Fish disaster requested
State to study the chinook problem
With meager chinook runs in Alaska waters, including the Yukon-Kuskokwim Delta, the state’s leaders have stepped in with several plans.
Sen. Mark Begich asked Gov. Sean Parnell to declare a chinook fisheries disaster in the Y-K Delta and the Interior region of the Yukon River in a letter dated July 9. Begich wrote that once the govenor declared a disaster at the state level, the senator could persue federal assistance.
The Alaska congressional delegation (Sen. Lisa Murkowski, Sen. Mark Begich and Rep. Don Young) submitted a letter to Acting Secretary of Commerce Rebecca Blank on July 12 in support of the June 29 Alaska Federation of Natives legislative/litigation committee resolution that called for the state and federal administrations to declare a fishing disaster in the region.

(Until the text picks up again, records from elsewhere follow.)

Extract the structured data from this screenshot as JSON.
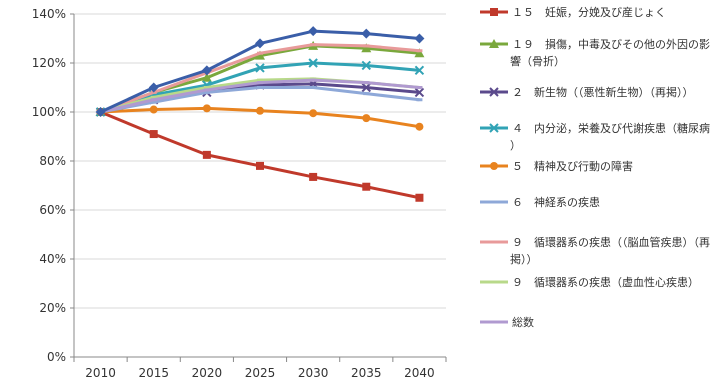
{
  "chart_data": {
    "type": "line",
    "title": "",
    "xlabel": "",
    "ylabel": "",
    "categories": [
      "2010",
      "2015",
      "2020",
      "2025",
      "2030",
      "2035",
      "2040"
    ],
    "ylim": [
      0,
      140
    ],
    "y_ticks": [
      "0%",
      "20%",
      "40%",
      "60%",
      "80%",
      "100%",
      "120%",
      "140%"
    ],
    "y_unit": "%",
    "grid": "horizontal",
    "legend": "right",
    "series": [
      {
        "name": "１５　妊娠，分娩及び産じょく",
        "color": "#c0392b",
        "marker": "square",
        "values": [
          100,
          91,
          82.5,
          78,
          73.5,
          69.5,
          65
        ]
      },
      {
        "name": "１９　損傷，中毒及びその他の外因の影響（骨折）",
        "color": "#7aa83c",
        "marker": "triangle",
        "values": [
          100,
          108,
          114,
          123,
          127,
          126,
          124
        ]
      },
      {
        "name": "２　新生物（（悪性新生物）（再掲））",
        "color": "#5b4a8c",
        "marker": "x",
        "values": [
          100,
          105,
          108,
          111,
          111.5,
          110,
          108
        ]
      },
      {
        "name": "４　内分泌，栄養及び代謝疾患（糖尿病）",
        "color": "#31a3b5",
        "marker": "x",
        "values": [
          100,
          107,
          111,
          118,
          120,
          119,
          117
        ]
      },
      {
        "name": "５　精神及び行動の障害",
        "color": "#e8831f",
        "marker": "circle",
        "values": [
          100,
          101,
          101.5,
          100.5,
          99.5,
          97.5,
          94
        ]
      },
      {
        "name": "６　神経系の疾患",
        "color": "#8ea8d8",
        "marker": "line",
        "values": [
          100,
          104,
          108,
          110,
          110,
          107.5,
          105
        ]
      },
      {
        "name": "９　循環器系の疾患（（脳血管疾患）（再掲））",
        "color": "#e89a9a",
        "marker": "line",
        "values": [
          100,
          108,
          116,
          124,
          127.5,
          127,
          125
        ]
      },
      {
        "name": "９　循環器系の疾患（虚血性心疾患）",
        "color": "#b8d98a",
        "marker": "line",
        "values": [
          100,
          106,
          110,
          113,
          113.5,
          112,
          110
        ]
      },
      {
        "name": "総数",
        "color": "#b09ad0",
        "marker": "line",
        "values": [
          100,
          105,
          109,
          112,
          113,
          112,
          110
        ]
      },
      {
        "name": "",
        "color": "#3a5ea8",
        "marker": "diamond",
        "legend": false,
        "values": [
          100,
          110,
          117,
          128,
          133,
          132,
          130
        ]
      }
    ]
  }
}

“Chinook salmon returns to Alaska are weak statewide this season, and have been below average in many areas in recent years. The State of Alaska has been forced to put burdensome salmon conservation measures in effect in commercial, sport and subsistence fisheries from the Kenai to the Yukon,” the delegation wrote. “Our primary concern is the impact of closures on communities dependent on subsistence, including the Alaska Native peoples who for generations have depended on fish to feed their families. People along the Kuskokwim and Yukon rivers have a limited weather window to dry and put up fish for the coming winter.”
The letter closes, “It is imperative that all appropriate federal resources be made available to affected communities and fisheries as quickly as possible. Therefore, we respectfully request that AFN’s request be acted on as quickly as possible, consistent with all relevant rules, laws and regulations.”

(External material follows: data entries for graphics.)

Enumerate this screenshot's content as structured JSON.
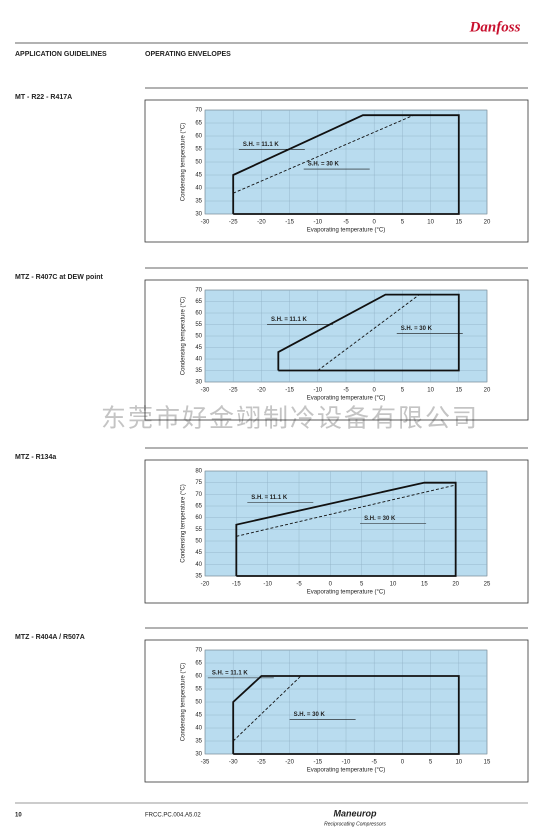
{
  "header": {
    "brand": "Danfoss",
    "left": "APPLICATION GUIDELINES",
    "right": "OPERATING ENVELOPES"
  },
  "watermark": "东莞市好金翊制冷设备有限公司",
  "footer": {
    "page": "10",
    "code": "FRCC.PC.004.A5.02",
    "brand": "Maneurop",
    "tagline": "Reciprocating Compressors"
  },
  "sections": [
    {
      "title": "MT  -  R22 - R417A"
    },
    {
      "title": "MTZ  -  R407C at DEW point"
    },
    {
      "title": "MTZ  -  R134a"
    },
    {
      "title": "MTZ  -  R404A / R507A"
    }
  ],
  "chart_data": [
    {
      "type": "line",
      "xlabel": "Evaporating temperature (°C)",
      "ylabel": "Condensing temperature (°C)",
      "xlim": [
        -30,
        20
      ],
      "xticks": [
        -30,
        -25,
        -20,
        -15,
        -10,
        -5,
        0,
        5,
        10,
        15,
        20
      ],
      "ylim": [
        30,
        70
      ],
      "yticks": [
        30,
        35,
        40,
        45,
        50,
        55,
        60,
        65,
        70
      ],
      "grid": true,
      "series": [
        {
          "name": "S.H. = 11.1 K",
          "color": "#111111",
          "linestyle": "solid",
          "x": [
            -25,
            -25,
            -2,
            15,
            15,
            -25
          ],
          "values": [
            30,
            45,
            68,
            68,
            30,
            30
          ]
        },
        {
          "name": "S.H. = 30 K",
          "color": "#111111",
          "linestyle": "dashed",
          "x": [
            -25,
            7
          ],
          "values": [
            38,
            68
          ]
        }
      ]
    },
    {
      "type": "line",
      "xlabel": "Evaporating temperature (°C)",
      "ylabel": "Condensing temperature (°C)",
      "xlim": [
        -30,
        20
      ],
      "xticks": [
        -30,
        -25,
        -20,
        -15,
        -10,
        -5,
        0,
        5,
        10,
        15,
        20
      ],
      "ylim": [
        30,
        70
      ],
      "yticks": [
        30,
        35,
        40,
        45,
        50,
        55,
        60,
        65,
        70
      ],
      "grid": true,
      "series": [
        {
          "name": "S.H. = 11.1 K",
          "color": "#111111",
          "linestyle": "solid",
          "x": [
            -17,
            -17,
            2,
            15,
            15,
            -17
          ],
          "values": [
            35,
            43,
            68,
            68,
            35,
            35
          ]
        },
        {
          "name": "S.H. = 30 K",
          "color": "#111111",
          "linestyle": "dashed",
          "x": [
            -10,
            8
          ],
          "values": [
            35,
            68
          ]
        }
      ]
    },
    {
      "type": "line",
      "xlabel": "Evaporating temperature (°C)",
      "ylabel": "Condensing temperature (°C)",
      "xlim": [
        -20,
        25
      ],
      "xticks": [
        -20,
        -15,
        -10,
        -5,
        0,
        5,
        10,
        15,
        20,
        25
      ],
      "ylim": [
        35,
        80
      ],
      "yticks": [
        35,
        40,
        45,
        50,
        55,
        60,
        65,
        70,
        75,
        80
      ],
      "grid": true,
      "series": [
        {
          "name": "S.H. = 11.1 K",
          "color": "#111111",
          "linestyle": "solid",
          "x": [
            -15,
            -15,
            15,
            20,
            20,
            -15
          ],
          "values": [
            35,
            57,
            75,
            75,
            35,
            35
          ]
        },
        {
          "name": "S.H. = 30 K",
          "color": "#111111",
          "linestyle": "dashed",
          "x": [
            -15,
            20
          ],
          "values": [
            52,
            74
          ]
        }
      ]
    },
    {
      "type": "line",
      "xlabel": "Evaporating temperature (°C)",
      "ylabel": "Condensing temperature (°C)",
      "xlim": [
        -35,
        15
      ],
      "xticks": [
        -35,
        -30,
        -25,
        -20,
        -15,
        -10,
        -5,
        0,
        5,
        10,
        15
      ],
      "ylim": [
        30,
        70
      ],
      "yticks": [
        30,
        35,
        40,
        45,
        50,
        55,
        60,
        65,
        70
      ],
      "grid": true,
      "series": [
        {
          "name": "S.H. = 11.1 K",
          "color": "#111111",
          "linestyle": "solid",
          "x": [
            -30,
            -30,
            -25,
            10,
            10,
            -30
          ],
          "values": [
            30,
            50,
            60,
            60,
            30,
            30
          ]
        },
        {
          "name": "S.H. = 30 K",
          "color": "#111111",
          "linestyle": "dashed",
          "x": [
            -30,
            -18
          ],
          "values": [
            35,
            60
          ]
        }
      ]
    }
  ]
}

Gov. Parnell, on July 14, also called for the Secretary of Commerce to declare the 2012 chinook fishery on the Delta a disaster.
A task force to investigate why the chinook runs are so low was announced on Friday by the govenor, along with Alaska Department of Fish and Game Commissioner Cora Campbell, at a press conference. The team of top scientists and researchers is to report by this fall, their recommendations for bringing kings back into the rivers to spawn.
Campbell said that the state is working on the crisis along with the U.S. Fish and Wildlife Service and National Fisheries Service.
Openers and closures for subsistence and commercial fishing have been on and off all season along the Kuskokwim and Yukon and continue to be on and off.
Fish processers on the Kuskokwim have verbally agreed to not buy chinooks, and instead they agreed to retain them for subsistence or personal use, according to a news release from ADF&G on Saturday.